Exercise 5 β Reflection
Answer the following questions in your report (1 paragraph each):
-
How many parameters did LoRA actually train? What percentage of the full model? Why is this enough to adapt the model to your task?
-
What would full fine-tuning have required in terms of memory? Why is that prohibitive for most teams?
-
Did the fine-tuned model "forget" any general capabilities of the base model? Give evidence from your qualitative evaluation.
-
If you were deploying this fine-tuned model in production, what additional steps would you take before launching?
Evaluation Criteria
Important Constraints
- Use only open-source models (no GPT-4 API, no Claude API). The model must be loadable from Hugging Face Hub.
- Report GPU hours used and estimated cost (Google Colab compute units or equivalent).
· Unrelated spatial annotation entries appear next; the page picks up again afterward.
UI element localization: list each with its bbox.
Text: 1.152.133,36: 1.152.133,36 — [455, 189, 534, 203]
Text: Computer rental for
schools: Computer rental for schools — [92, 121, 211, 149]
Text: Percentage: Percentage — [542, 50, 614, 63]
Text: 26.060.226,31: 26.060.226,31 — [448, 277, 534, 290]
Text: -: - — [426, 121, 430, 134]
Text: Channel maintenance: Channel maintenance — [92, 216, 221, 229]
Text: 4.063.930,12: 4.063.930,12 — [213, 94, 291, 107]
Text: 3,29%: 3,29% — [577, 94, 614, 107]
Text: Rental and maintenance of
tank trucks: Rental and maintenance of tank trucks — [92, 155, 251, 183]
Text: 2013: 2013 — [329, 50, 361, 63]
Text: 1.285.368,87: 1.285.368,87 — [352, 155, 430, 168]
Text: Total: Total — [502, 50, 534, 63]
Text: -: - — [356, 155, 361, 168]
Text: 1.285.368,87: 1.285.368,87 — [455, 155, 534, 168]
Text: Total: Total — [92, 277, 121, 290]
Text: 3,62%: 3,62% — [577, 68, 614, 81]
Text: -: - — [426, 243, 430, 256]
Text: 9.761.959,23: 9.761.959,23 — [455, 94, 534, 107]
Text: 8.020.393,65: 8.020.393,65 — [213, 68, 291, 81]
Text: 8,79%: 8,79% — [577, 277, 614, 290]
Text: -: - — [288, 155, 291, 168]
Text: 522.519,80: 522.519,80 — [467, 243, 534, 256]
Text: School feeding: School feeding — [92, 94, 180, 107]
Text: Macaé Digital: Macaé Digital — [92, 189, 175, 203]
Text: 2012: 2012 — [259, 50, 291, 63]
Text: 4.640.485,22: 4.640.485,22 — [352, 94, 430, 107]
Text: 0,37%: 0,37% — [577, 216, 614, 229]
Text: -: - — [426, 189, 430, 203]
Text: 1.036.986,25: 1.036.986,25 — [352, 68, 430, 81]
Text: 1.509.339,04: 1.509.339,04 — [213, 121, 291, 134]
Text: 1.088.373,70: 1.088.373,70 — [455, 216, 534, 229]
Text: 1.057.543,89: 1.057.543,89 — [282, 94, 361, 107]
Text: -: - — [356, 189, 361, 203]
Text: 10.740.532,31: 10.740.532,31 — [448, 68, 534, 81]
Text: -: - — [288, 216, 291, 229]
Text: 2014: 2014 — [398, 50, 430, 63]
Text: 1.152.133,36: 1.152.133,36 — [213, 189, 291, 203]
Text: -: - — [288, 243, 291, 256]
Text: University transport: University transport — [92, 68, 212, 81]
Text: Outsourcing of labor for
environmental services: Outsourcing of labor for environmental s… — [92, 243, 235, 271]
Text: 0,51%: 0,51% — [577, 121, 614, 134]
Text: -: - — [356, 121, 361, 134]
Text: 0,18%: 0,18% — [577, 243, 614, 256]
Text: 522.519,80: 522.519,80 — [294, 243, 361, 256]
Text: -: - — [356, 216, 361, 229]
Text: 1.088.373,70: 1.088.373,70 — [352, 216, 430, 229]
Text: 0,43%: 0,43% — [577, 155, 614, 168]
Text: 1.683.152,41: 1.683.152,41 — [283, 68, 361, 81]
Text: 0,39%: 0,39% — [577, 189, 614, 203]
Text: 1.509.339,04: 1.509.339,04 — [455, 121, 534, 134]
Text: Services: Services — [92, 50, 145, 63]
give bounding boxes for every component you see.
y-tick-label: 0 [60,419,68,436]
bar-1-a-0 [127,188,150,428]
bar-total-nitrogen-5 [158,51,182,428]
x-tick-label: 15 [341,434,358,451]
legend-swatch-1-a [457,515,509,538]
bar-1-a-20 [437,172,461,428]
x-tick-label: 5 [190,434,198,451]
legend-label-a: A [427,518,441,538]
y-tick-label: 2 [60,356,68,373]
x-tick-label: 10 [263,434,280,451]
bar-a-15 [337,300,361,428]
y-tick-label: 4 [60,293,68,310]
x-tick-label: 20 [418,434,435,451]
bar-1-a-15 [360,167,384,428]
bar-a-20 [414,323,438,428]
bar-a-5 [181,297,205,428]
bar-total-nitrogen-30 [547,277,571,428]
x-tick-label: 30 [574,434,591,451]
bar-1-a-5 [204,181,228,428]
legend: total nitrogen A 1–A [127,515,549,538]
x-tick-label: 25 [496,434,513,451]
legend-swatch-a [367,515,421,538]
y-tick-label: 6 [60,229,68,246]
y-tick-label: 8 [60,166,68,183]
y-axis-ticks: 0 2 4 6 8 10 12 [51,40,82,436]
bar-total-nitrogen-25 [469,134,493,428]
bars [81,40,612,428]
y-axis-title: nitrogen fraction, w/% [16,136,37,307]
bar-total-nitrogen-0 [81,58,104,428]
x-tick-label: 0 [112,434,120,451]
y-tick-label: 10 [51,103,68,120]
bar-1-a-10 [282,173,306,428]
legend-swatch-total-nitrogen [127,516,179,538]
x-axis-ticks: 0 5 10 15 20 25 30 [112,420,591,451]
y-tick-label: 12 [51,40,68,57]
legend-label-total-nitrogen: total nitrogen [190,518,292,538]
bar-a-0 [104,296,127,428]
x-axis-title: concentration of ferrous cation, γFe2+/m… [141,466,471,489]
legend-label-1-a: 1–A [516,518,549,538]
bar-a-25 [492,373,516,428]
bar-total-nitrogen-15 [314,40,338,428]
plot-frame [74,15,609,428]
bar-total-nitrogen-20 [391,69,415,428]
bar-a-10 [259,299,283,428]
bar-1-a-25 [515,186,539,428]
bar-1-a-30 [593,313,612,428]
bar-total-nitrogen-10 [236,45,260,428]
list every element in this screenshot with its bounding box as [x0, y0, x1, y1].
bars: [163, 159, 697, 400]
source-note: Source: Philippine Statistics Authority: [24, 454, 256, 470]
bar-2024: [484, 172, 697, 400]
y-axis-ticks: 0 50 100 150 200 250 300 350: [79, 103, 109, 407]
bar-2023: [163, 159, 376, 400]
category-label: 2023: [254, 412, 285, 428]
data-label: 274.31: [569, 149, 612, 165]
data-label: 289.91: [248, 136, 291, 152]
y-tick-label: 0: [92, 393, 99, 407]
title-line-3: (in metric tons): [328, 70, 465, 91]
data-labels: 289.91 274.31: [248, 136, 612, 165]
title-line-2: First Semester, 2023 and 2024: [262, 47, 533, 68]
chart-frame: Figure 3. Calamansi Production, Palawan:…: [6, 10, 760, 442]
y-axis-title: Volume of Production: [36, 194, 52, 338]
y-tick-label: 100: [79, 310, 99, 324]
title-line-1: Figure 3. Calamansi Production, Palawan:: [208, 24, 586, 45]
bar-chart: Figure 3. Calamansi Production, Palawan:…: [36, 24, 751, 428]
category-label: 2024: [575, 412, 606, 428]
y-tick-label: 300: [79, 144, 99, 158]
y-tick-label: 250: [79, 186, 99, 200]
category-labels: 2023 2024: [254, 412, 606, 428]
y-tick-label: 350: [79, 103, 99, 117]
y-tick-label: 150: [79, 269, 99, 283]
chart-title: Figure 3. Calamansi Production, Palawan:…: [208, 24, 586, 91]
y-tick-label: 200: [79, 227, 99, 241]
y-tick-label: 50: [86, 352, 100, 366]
- All code must be reproducible: set random seeds, pin library versions.
| Criteria | Points |
|---|---|
| 2 pts | Dataset selection, preparation, and formatting |
| 2 pts | LoRA configuration and successful fine-tuning |
| 2 pts | Quantitative evaluation and comparison of configurations |
| 2 pts | Qualitative evaluation and error analysis |
| 2 pts | Reflection questions and report quality |
Submission format: GitHub Pages report + link to training notebook (Google Colab or similar). Include all plots and tables.
AI Collaboration: Allowed, but you must understand every configuration parameter. The report must be your own analysis.